Time for accessible journals | Research Information

“The case for making publications accessible is so obvious and has been made so often that I won’t waste time here setting out those arguments. You know that accessibility is the right thing to do.

What you may not know is that making a publication accessible has recently become a whole lot more straightforward – and that your publications today are closer to being made properly accessible – than you realise….”

Taylor & Francis scraps extra charges after university protests | The Bookseller

“Taylor & Francis has backtracked over plans to charge extra for access to older research papers online, after more than 110 universities signed a letter of protest.

The latest renewal of UK universities’ deal with the publisher, which is yet to be signed, only covers papers published in the last 20 years, reported Times Higher Education. Research released before this would have to be bought in a separate package by university.

The 20-year span of papers included in the main deal would have moved forward in time with each year. This would mean the archive would increase and costs would escalate further as researchers attempted to access papers from 1997 onwards, described by academics as the beginning of the born digital record. 

In an open letter dated 13th February, head librarians from more than 110 UK and Irish institutions, as well as representatives from Research Libraries UK, the Society of College, National and University Libraries (Sconul), and the Irish Universities Association, urged Taylor & Francis to drop the extra charges.

“A “moving wall” approach for non-subscribed titles within the journal package will increase administration activities and costs substantially for libraries and for Taylor & Francis, impose direct additional licensing costs, and create confusion and annoyance for your customers and our reader communities,” the letter reads….”

MyScienceWork, a scientific platform in open access – Paris Innovation Review

“The MyScienceWork scientific platform was launched in 2012 by Virginie Simon and Tristan Davaille with the aim of making scientific knowledge accessible to the largest possible public. A part of the open access movement, it now provides access to 70 million multidisciplinary scientific articles and 12 million patents. The main activity of this start-up, which has offices in Paris, Luxembourg and San Francisco, consists of the analysis of scientific data, which it undertakes both for educational and research institutions and for businesses….”

Research: Sci-Hub provides access to nearly all scholarly literature | eLife | Daniel Scott Himmelstein et al.

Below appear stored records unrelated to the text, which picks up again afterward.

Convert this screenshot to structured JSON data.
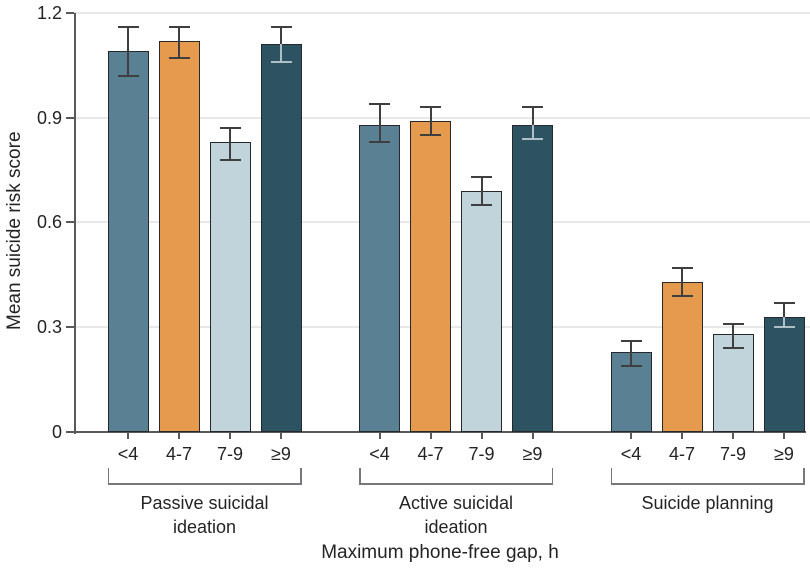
{
  "chart_data": {
    "type": "bar",
    "title": "",
    "ylabel": "Mean suicide risk score",
    "xlabel": "Maximum phone-free gap, h",
    "ylim": [
      0,
      1.2
    ],
    "yticks": [
      "0",
      "0.3",
      "0.6",
      "0.9",
      "1.2"
    ],
    "ytick_values": [
      0,
      0.3,
      0.6,
      0.9,
      1.2
    ],
    "grid": "horizontal-light",
    "legend": "none",
    "categories": [
      "<4",
      "4-7",
      "7-9",
      "≥9"
    ],
    "category_colors": [
      "#5a8193",
      "#e59a4e",
      "#c1d4dc",
      "#2d5363"
    ],
    "colors": {
      "bar_border": "#25292b",
      "error_bar": "#3f3f3f",
      "error_bar_inner_on_dark": "#aebfc6",
      "gridline": "#e8e8e8",
      "axis": "#58595b",
      "bracket": "#77787a",
      "text": "#242424"
    },
    "groups": [
      {
        "label": "Passive suicidal ideation",
        "label_lines": [
          "Passive suicidal",
          "ideation"
        ],
        "bars": [
          {
            "category": "<4",
            "value": 1.09,
            "ci_low": 1.02,
            "ci_high": 1.16
          },
          {
            "category": "4-7",
            "value": 1.12,
            "ci_low": 1.07,
            "ci_high": 1.16
          },
          {
            "category": "7-9",
            "value": 0.83,
            "ci_low": 0.78,
            "ci_high": 0.87
          },
          {
            "category": "≥9",
            "value": 1.11,
            "ci_low": 1.06,
            "ci_high": 1.16
          }
        ]
      },
      {
        "label": "Active suicidal ideation",
        "label_lines": [
          "Active suicidal",
          "ideation"
        ],
        "bars": [
          {
            "category": "<4",
            "value": 0.88,
            "ci_low": 0.83,
            "ci_high": 0.94
          },
          {
            "category": "4-7",
            "value": 0.89,
            "ci_low": 0.85,
            "ci_high": 0.93
          },
          {
            "category": "7-9",
            "value": 0.69,
            "ci_low": 0.65,
            "ci_high": 0.73
          },
          {
            "category": "≥9",
            "value": 0.88,
            "ci_low": 0.84,
            "ci_high": 0.93
          }
        ]
      },
      {
        "label": "Suicide planning",
        "label_lines": [
          "Suicide planning"
        ],
        "bars": [
          {
            "category": "<4",
            "value": 0.23,
            "ci_low": 0.19,
            "ci_high": 0.26
          },
          {
            "category": "4-7",
            "value": 0.43,
            "ci_low": 0.39,
            "ci_high": 0.47
          },
          {
            "category": "7-9",
            "value": 0.28,
            "ci_low": 0.24,
            "ci_high": 0.31
          },
          {
            "category": "≥9",
            "value": 0.33,
            "ci_low": 0.3,
            "ci_high": 0.37
          }
        ]
      }
    ]
  }
}
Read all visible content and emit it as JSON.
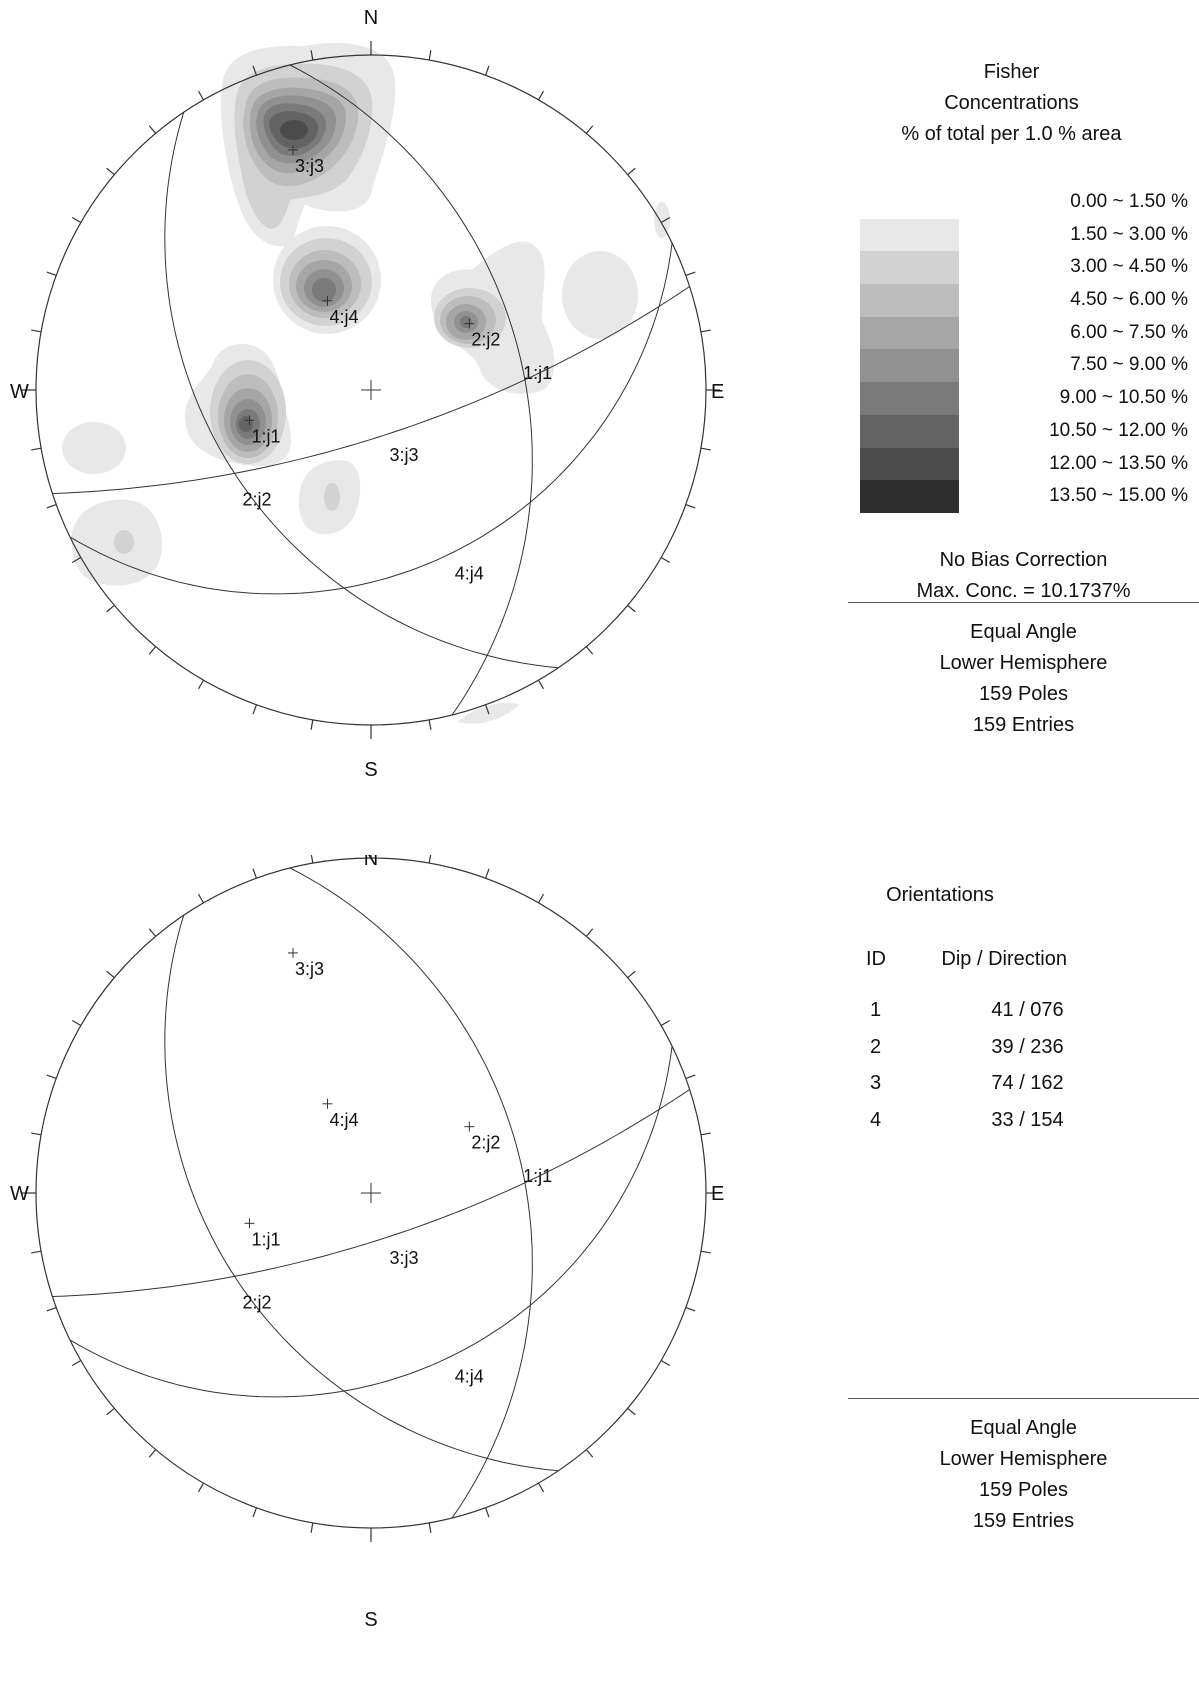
{
  "stereonet_top": {
    "compass": {
      "north": "N",
      "south": "S",
      "east": "E",
      "west": "W"
    },
    "contour_key": {
      "title": [
        "Fisher",
        "Concentrations",
        "% of total per 1.0 % area"
      ],
      "levels": [
        {
          "label": "0.00 ~  1.50 %",
          "color": "#e8e8e8"
        },
        {
          "label": "1.50 ~  3.00 %",
          "color": "#d2d2d2"
        },
        {
          "label": "3.00 ~  4.50 %",
          "color": "#bdbdbd"
        },
        {
          "label": "4.50 ~  6.00 %",
          "color": "#a6a6a6"
        },
        {
          "label": "6.00 ~  7.50 %",
          "color": "#919191"
        },
        {
          "label": "7.50 ~  9.00 %",
          "color": "#7a7a7a"
        },
        {
          "label": "9.00 ~ 10.50 %",
          "color": "#636363"
        },
        {
          "label": "10.50 ~ 12.00 %",
          "color": "#4b4b4b"
        },
        {
          "label": "12.00 ~ 13.50 %",
          "color": "#2e2e2e"
        },
        {
          "label": "13.50 ~ 15.00 %",
          "color": "#000000"
        }
      ],
      "bias_note": "No Bias Correction",
      "max_conc": "Max. Conc. = 10.1737%"
    },
    "projection": {
      "projection": "Equal Angle",
      "hemisphere": "Lower Hemisphere",
      "poles": "159 Poles",
      "entries": "159 Entries"
    }
  },
  "stereonet_bottom": {
    "compass": {
      "north": "N",
      "south": "S",
      "east": "E",
      "west": "W"
    },
    "orientations": {
      "title": "Orientations",
      "col_id": "ID",
      "col_value": "Dip / Direction",
      "rows": [
        {
          "id": "1",
          "value": "41  /  076"
        },
        {
          "id": "2",
          "value": "39  /  236"
        },
        {
          "id": "3",
          "value": "74  /  162"
        },
        {
          "id": "4",
          "value": "33  /  154"
        }
      ]
    },
    "projection": {
      "projection": "Equal Angle",
      "hemisphere": "Lower Hemisphere",
      "poles": "159 Poles",
      "entries": "159 Entries"
    }
  },
  "joint_sets": [
    {
      "id": 1,
      "dip": 41,
      "dip_direction": 76,
      "pole_label": "1:j1",
      "plane_label": "1:j1"
    },
    {
      "id": 2,
      "dip": 39,
      "dip_direction": 236,
      "pole_label": "2:j2",
      "plane_label": "2:j2"
    },
    {
      "id": 3,
      "dip": 74,
      "dip_direction": 162,
      "pole_label": "3:j3",
      "plane_label": "3:j3"
    },
    {
      "id": 4,
      "dip": 33,
      "dip_direction": 154,
      "pole_label": "4:j4",
      "plane_label": "4:j4"
    }
  ],
  "colors": {
    "line": "#333333",
    "text": "#111111"
  }
}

“Abstract: The website Sci-Hub enables users to download PDF versions of scholarly articles, including many articles that are paywalled at their journal’s site. Sci-Hub has grown rapidly since its creation in 2011, but the extent of its coverage was unclear. Here we report that, as of March 2017, Sci-Hub’s database contains 68.9% of the 81.6 million scholarly articles registered with Crossref and 85.1% of articles published in toll access journals. We find that coverage varies by discipline and publisher, and that Sci-Hub preferentially covers popular, paywalled content. For toll access articles, we find that Sci-Hub provides greater coverage than the University of Pennsylvania, a major research university in the United States. Green open access to toll access articles via licit services, on the other hand, remains quite limited. Our interactive browser at https://greenelab.github.io/scihub allows users to explore these findings in more detail. For the first time, nearly all scholarly literature is available gratis to anyone with an Internet connection, suggesting the toll access business model may become unsustainable.”